5 Comments for “Leading Finance House Engaged In Ponzi Scheme?”

  1. S it is dirty business as usual. The supervisors or the guardians have also an offer , extremely, tempting, and in the current culture, very difficult to refuse. What with the conspired delay in the bond scam. So, anything goes.

  2. kudson

    the penal system has to be changed to punish the white collar criminals with the same sentence as with murder
    the rich influential ,connected monkeys are the biggest crooks

  3. Nimal

    MR Comaraswami of Central bank must thoroughly investigate the collapse of former Cylinco.It was a well run, honest finance house once managed by two dedicated persons, Mr(Senator) Justin Kothalawala and Mr Justin Silva and their hard work and dedication inspired people like me and Mr Upali Wijewardena.
    I had an office there in the building in early 60s.
    Someone or some people pull the rug underneath. There were other roughish companies that ran Ponzi like schemes with innocent depositors’ money and ran out of the country. I too lost several millions in a such a finance company where they offered excessive ,unattainable ,interests.
    I doubt that Justin’s son Lalith had it in him to run his father’s company where the directors under him would have exploited him and made bad decisions. Perhaps their assets may have being striped by some third party that included some past politicians.
    Hope some serious investigation is done to this and have proper regulations to curb excesses.
    The other bank mentioned above should be investigated too
    as there was a rumor that they have invested that money in UK,in a care home.
    I truly feel sorry for people who have lost their precious savings.

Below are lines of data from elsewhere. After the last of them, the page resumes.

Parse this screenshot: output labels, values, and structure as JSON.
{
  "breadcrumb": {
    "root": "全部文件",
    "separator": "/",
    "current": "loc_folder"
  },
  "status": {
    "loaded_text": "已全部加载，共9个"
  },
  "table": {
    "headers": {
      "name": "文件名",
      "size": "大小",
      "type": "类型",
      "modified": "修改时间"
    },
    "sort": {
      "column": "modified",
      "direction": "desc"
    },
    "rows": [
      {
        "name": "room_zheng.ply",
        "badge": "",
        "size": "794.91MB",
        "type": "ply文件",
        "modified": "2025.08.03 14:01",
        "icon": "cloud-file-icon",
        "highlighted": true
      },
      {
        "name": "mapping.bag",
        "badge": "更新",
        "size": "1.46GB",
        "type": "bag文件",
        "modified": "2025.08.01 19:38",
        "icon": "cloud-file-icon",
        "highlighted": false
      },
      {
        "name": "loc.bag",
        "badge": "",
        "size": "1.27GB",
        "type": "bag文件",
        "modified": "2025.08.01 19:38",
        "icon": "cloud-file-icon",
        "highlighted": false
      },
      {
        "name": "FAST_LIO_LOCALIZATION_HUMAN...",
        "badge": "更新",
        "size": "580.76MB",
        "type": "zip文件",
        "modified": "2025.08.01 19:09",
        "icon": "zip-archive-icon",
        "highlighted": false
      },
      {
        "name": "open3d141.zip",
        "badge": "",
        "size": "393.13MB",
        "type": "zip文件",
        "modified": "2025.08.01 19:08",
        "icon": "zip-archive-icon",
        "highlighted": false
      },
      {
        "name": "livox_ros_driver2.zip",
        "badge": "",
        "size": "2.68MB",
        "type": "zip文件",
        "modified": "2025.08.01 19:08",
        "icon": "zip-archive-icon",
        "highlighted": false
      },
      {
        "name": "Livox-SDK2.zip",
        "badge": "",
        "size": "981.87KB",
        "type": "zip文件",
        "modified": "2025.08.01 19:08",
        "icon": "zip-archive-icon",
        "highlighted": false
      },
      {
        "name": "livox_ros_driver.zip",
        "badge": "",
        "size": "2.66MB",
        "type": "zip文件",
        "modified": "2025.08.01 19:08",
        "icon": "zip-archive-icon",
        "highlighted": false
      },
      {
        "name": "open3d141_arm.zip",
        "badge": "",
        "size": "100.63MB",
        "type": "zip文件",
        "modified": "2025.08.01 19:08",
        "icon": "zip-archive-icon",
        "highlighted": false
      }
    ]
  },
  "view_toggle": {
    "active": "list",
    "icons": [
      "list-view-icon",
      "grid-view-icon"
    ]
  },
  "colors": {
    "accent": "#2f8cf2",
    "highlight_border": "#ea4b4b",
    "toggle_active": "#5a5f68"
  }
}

  4. It is upto the Central Bank to institute a thorough investigation to the alleged fraud and arrest the situation before it is too late and ends up like Golden Key and other defunct Ceylinco Companes Save the poor unsuspecting investor.

    How many died as a result of the Golden Key scam The Perpetrators are enjoying the spoils even now. The collapse was in December 2008. Why are the authorities taking so long to liquidate the assets. The Treasury has settled a certain amount with it’s own funds and is supposed to settle the balance soon. The investors have not received any interest since it’s collapse. They are also supposed to liquidate the Company’s assets later. Will they pay the poor investor the interest not received since December 2008, or will it be credited to the Treasury ?

  5. Nimal

    People to be blamed for this disaster are the authorities. Perhaps some people other than the Cylinco group made money or stripped it’s assets by creating conditions for it’s collapse?